LSA-C.C.P. art. 927 states that the non-joinder of an indispensable party may be noticed by either the trial or appellate court on its own motion. It is proper, under such circumstances, to remand the case to permit the joining of the indispensable parties. See Horn v. Skelly Oil Co., 221 La. 626, 60 So.2d 65 (La.1952) and the cases cited therein; State of Louisiana ex rel. Pertuit v. Pioneer Petroleum Corporation, 193 So.2d 286 (La.App. 4th Cir. 1966) writ refused 250 La. 271, 195 So.2d 148 (1967).

For the reasons assigned, the judgment appealed from is reversed and set aside. This case is remanded to the district court for the joinder of all the various city department heads as indispensable parties to this suit, said parties to be joined within 15 days after this judgment becomes final, or in default thereof, these proceedings will be dismissed. After the case is remanded, and in the event all these city directors are joined as parties, proceedings may continue in the district court in accordance with law and the views expressed herein, it being specifically directed that each party shall have the right to file pleadings and to introduce new admissible evidence on the issues. All costs incurred in the district court to date, as well as the costs incurred after this case is remanded, shall be determined and assessed by the district judge in his discretion. All costs of this appeal are assessed equally between appellants and appellees.
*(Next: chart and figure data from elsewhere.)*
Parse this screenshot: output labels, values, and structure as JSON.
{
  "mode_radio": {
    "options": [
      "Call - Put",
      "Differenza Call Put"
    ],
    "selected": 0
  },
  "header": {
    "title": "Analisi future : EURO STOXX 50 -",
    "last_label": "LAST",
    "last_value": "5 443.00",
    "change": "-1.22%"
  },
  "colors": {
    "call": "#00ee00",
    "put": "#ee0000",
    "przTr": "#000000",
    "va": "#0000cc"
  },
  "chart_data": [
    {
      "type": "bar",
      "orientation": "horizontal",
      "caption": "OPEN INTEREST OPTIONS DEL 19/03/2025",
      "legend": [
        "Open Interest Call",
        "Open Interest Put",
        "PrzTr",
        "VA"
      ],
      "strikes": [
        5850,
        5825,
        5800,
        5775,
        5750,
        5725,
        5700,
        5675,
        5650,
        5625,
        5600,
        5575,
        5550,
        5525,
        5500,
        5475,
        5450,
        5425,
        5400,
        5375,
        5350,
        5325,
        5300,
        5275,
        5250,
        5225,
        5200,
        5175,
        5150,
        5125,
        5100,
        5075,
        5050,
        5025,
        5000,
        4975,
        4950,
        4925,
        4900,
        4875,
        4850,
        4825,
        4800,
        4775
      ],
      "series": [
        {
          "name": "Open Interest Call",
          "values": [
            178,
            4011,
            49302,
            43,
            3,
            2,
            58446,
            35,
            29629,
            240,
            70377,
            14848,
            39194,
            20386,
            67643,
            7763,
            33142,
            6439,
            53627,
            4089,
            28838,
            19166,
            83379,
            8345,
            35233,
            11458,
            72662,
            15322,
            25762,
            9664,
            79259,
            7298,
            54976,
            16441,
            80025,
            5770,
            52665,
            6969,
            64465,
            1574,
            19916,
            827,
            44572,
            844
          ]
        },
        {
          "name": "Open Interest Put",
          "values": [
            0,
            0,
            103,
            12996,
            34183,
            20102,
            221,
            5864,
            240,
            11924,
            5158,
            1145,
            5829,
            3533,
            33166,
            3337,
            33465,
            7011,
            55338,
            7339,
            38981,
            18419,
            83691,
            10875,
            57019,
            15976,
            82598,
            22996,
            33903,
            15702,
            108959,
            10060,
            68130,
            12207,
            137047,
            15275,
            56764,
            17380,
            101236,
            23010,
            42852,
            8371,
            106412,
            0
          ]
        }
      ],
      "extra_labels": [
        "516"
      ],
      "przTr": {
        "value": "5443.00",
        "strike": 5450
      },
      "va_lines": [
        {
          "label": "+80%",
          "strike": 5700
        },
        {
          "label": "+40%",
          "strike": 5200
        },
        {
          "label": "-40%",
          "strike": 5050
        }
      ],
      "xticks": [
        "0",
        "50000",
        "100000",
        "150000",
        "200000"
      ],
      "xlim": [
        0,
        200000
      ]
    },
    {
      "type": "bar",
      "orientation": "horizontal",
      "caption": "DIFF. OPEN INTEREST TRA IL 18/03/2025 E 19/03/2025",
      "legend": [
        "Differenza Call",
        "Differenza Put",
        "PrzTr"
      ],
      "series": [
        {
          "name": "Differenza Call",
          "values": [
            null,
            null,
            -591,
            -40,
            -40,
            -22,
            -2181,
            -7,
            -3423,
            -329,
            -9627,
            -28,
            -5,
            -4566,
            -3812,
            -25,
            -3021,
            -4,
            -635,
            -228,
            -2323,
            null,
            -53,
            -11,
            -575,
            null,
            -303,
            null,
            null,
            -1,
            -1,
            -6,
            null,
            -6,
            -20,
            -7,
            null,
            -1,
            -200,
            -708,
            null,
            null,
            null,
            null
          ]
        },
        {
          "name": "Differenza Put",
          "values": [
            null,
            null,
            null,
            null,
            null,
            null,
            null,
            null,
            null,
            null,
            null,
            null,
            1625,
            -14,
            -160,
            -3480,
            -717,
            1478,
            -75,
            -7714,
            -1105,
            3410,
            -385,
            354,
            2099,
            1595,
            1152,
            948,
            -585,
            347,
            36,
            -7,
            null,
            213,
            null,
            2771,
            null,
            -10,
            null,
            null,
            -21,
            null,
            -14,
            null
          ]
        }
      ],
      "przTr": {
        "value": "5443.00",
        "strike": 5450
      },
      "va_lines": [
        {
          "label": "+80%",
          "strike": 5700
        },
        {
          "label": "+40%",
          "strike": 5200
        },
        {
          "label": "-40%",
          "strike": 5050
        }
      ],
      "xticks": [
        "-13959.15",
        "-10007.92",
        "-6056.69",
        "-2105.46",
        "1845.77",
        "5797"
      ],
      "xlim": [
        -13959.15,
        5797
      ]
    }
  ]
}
JUDGMENT REVERSED AND CASE REMANDED.

. Art. 1, § 5 of the 1974 Constitution provides:

“Every person shall be secure in his person, property, communications, houses, papers, and effects against unreasonable searches, seizures, or invasions of privacy. No warrant shall issue without probable cause supported by oath or affirmation, and particularly describing the place to be searched, the persons or things to be seized, and the lawful purpose or reason for the search. Any person adversely affected by a search or seizure conducted in violation of this Section shall have standing to raise its illegality in the appropriate court.”